こんな映画は見ちゃいけない!

映画ライター・福本ジローによる、ハリウッドの大作から日本映画の小品までスポットを当てる新作映画専門批評サイト。

永遠の0

otello2013-12-24

永遠の0

監督 山崎貴
出演 岡田准一/三浦春馬/井上真央/濱田岳/新井浩文
ナンバー 304
批評 ネタばれ注意! 結末に触れています

妻と子に会いたい、部下の肉親も悲しませたくない。そんなゼロ戦操縦士の願いは踏みにじられ、いつしか絶望に変わり、彼自身を追いつめる。無駄死にする多くの若者を目の前にどうすることもできず無力感にさいなまれる中、命の値打ちを問い続ける彼は、一縷の望みを託し、戦場に散っていく。物語は、戦没した祖父の人となりを調べる孫たちが、様々な戦友の証言を得て人物像を再構築する過程を描く。 “天皇のために潔く死ぬ”のが軍人の名誉と叩き込まれた戦時中、家族を守ろうとする道を選んだ男のかたくななまでの態度が示すものは、祈りにも似た彼の愛。温厚な人柄の中に強い意志を秘めた主人公を岡田准一が熱演、理性が失われた時代の悲劇を再現する。

祖母の葬儀で生物学上の祖父・宮部久蔵の存在を知らされた健太郎は、昭和20年に戦死した宮部の調査を始める。海軍一の臆病者と言われていた宮部は抜群のゼロ戦操縦術を持ちながら、常に無事を最優先させるパイロットでもあった。

真珠湾奇襲の成功に酔う中でも、帰ってこなかった仲間を偲び、空母を撃沈しなかったのを悔やむ。さらに長所とされたゼロ戦の航続距離の長さこそ弱点と見抜いている。しかし、どれほど理論立てて説明しても精神論が幅を利かす世界では誰にも聞く耳を待たれず、腰抜けと非難されるばかり。宮部は高度な教育を受けた職業軍人だから武力行使そのものは否定しないはず。だが、ほとんどが海上で撃墜される特攻には嫌悪感を抱く。
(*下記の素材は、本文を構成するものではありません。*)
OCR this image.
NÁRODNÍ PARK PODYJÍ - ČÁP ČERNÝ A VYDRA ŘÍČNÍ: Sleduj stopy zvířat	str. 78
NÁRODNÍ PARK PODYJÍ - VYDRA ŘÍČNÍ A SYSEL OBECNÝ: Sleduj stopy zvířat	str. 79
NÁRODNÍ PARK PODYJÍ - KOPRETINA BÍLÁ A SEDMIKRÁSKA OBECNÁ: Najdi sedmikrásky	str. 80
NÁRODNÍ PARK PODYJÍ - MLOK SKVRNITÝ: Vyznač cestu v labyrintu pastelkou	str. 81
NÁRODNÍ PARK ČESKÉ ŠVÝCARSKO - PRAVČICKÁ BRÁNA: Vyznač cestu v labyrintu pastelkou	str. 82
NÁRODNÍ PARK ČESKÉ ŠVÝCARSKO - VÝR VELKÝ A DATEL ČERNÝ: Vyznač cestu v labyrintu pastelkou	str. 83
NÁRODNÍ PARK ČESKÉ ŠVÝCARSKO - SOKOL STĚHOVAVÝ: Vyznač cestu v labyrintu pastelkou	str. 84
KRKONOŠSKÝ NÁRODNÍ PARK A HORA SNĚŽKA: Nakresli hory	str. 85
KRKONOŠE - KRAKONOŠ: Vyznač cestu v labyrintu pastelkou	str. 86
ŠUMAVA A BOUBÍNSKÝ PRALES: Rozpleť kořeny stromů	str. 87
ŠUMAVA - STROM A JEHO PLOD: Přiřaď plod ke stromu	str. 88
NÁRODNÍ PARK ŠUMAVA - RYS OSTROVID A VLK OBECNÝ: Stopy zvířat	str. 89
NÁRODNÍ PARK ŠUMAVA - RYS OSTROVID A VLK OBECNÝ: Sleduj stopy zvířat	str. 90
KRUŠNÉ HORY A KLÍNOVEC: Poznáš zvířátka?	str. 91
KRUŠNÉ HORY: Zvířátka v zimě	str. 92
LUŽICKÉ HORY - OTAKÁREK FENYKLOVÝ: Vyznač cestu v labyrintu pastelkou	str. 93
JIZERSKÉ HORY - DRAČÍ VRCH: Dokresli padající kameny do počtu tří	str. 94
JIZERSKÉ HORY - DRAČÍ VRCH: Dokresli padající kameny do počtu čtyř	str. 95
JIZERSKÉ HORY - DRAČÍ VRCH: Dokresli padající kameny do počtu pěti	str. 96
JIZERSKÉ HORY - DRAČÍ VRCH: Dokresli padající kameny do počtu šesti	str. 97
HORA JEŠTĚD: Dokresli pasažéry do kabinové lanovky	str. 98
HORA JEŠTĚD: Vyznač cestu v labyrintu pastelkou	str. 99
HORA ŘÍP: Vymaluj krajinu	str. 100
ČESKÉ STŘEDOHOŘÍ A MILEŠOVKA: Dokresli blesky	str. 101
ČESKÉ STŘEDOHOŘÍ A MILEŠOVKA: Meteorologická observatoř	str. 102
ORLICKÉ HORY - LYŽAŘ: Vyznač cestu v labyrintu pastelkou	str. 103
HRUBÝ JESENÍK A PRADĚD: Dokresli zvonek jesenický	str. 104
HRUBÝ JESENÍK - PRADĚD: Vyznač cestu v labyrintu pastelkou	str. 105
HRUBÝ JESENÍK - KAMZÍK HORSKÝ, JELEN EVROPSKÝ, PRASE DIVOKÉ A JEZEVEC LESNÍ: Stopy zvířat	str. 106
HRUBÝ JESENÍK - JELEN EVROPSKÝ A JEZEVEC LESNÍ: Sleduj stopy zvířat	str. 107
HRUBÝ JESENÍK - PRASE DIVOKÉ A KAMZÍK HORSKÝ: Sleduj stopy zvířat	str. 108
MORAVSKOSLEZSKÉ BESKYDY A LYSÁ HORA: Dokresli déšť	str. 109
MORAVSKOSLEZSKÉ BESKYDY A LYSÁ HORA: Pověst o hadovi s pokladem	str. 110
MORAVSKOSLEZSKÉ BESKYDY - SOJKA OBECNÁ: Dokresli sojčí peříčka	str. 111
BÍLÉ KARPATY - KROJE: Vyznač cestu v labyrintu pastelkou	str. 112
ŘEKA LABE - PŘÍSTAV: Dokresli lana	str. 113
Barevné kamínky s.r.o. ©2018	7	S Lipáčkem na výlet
それは生きる意味を突き詰めて考えれば、おのずといかに死ぬべきかの答えが出るからなのだ。打ちひしがれた宮部の姿は合理的な思考が無視される全体主義の恐ろしさを象徴していた。

◆ネタばれ注意! 以下 結末に触れています◆

教え子たちが次々と出撃するのを止められない宮部は胸の痛みに耐えきれず、自分も特攻を志願する。それでもなお心を占めていた妻と娘への変わらぬ思い。そして健太郎はついに宮部が残した最大の秘密にたどり着く。わが身に宮部の血が流れているのを誇りに思える健太郎が、何よりも平和の大切さを訴えていた。